ISSN Печать: 0893-9675
ISSN Онлайн: 2162-6448

Critical Reviews™ in Oncogenesis

DOI: 10.1615/CritRevOncog.2013006145
pages 235-246

Gaucher Disease and Malignancy: A Model for Cancer Pathogenesis in an Inborn Error of Metabolism

Pramod K. Mistry
Yale University School of Medicine, New Haven, CT 06520-8064
Tamar Taddei
Section of Digestive Diseases, Yale School of Medicine, New Haven, CT 06520-8064
Stephan vom Dahl
Department of Medicine, St. Franziskus Hospital. Academic Teaching Hospital. Cologne
Barry E. Rosenbloom
David Geffen School of Medicine at UCLA and Cedars-Sinai, the Comprehensive Gaucher Diagnostic and Treatment Center at Cedars-Sinai Medical Center, Beverly Hills, California 90211

Краткое описание

Clinical observations spanning almost half a century have demonstrated a consistent association of type 1 Gaucher disease (GD1) and cancers. However, the cellular and molecular bases of the association are not understood.
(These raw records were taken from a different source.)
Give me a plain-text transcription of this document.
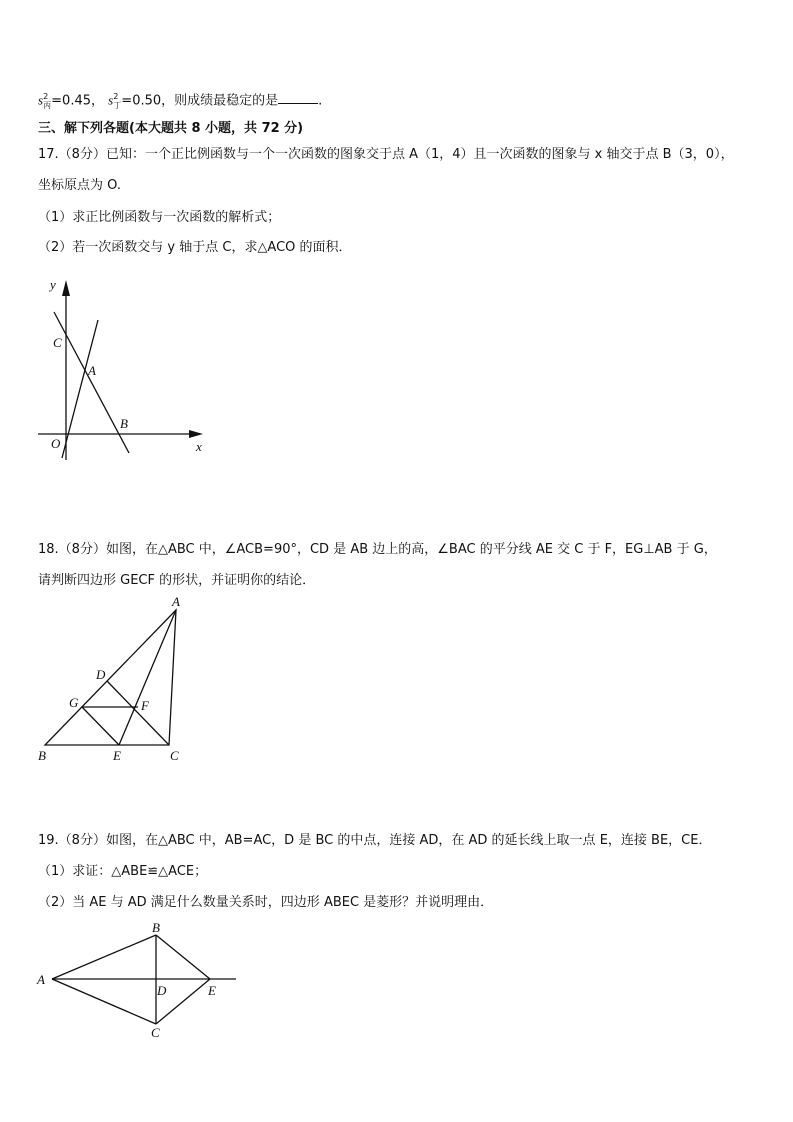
$s^2_丙=0.45$， $s^2_丁=0.50$，则成绩最稳定的是	.
三、解下列各题(本大题共 8 小题，共 72 分)
17.（8分）已知：一个正比例函数与一个一次函数的图象交于点 A（1，4）且一次函数的图象与 x 轴交于点 B（3，0），
坐标原点为 O.
（1）求正比例函数与一次函数的解析式；
（2）若一次函数交与 y 轴于点 C，求△ACO 的面积．
y
x
C
A
B
O
18.（8分）如图，在△ABC 中，∠ACB=90°，CD 是 AB 边上的高，∠BAC 的平分线 AE 交 C 于 F，EG⊥AB 于 G，
请判断四边形 GECF 的形状，并证明你的结论．
A
D
G	F
B	E	C
19.（8分）如图，在△ABC 中，AB=AC，D 是 BC 的中点，连接 AD，在 AD 的延长线上取一点 E，连接 BE，CE．
（1）求证：△ABE≌△ACE；
（2）当 AE 与 AD 满足什么数量关系时，四边形 ABEC 是菱形？并说明理由．
A
B
D	E
C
Gaucher disease (GD) is a lysosomal storage disorder due to an inherited deficiency of acid β-glucosidase that underlies the accumulation of glucosylceramide in lysosomes of mononuclear phagocytes and immune dysregulation. The overall cancer risk is markedly increased in GD, and the determinants of malignancy in a subset of patients with GD1 are not known. The association of GD and cancer is most striking for hematological malignancies, with the risk for multiple myeloma estimated at almost 37-fold compared to the general population; some studies have also suggested increased cancer risk for non-hematological malignancies. There is no association of overall severity of GD to risk of cancer, although there is an increased prevalence of splenectomy among patients exhibiting the GD/cancer phenotype. Moreover, there appears to be an increased incidence of multiple consecutive cancers in individual patients. Several factors could contribute to cancer development in GD, including polarization of macrophages to the alternatively activated phenotype, chronic inflammation, chronic B-cell stimulation, splenectomy, hyperferritinemia, lysosomal dysfunction, and endoplasmic reticulum stress. Recent studies have highlighted T-cell dysfunction and modifier genes contributing to an increased cancer risk in GD. Macrophage-targeted enzyme replacement therapy (ERT) reverses systemic features of GD1; while cancer risk appears to be reduced in the era of ERT, it is not known whether this is a direct effect of therapy. Delineation of the mechanisms underlying the increased cancer risk in GD will provide additional novel insights into the role of lipids and macrophages in cancer pathogenesis and, moreover, have the potential to reveal novel therapeutic targets.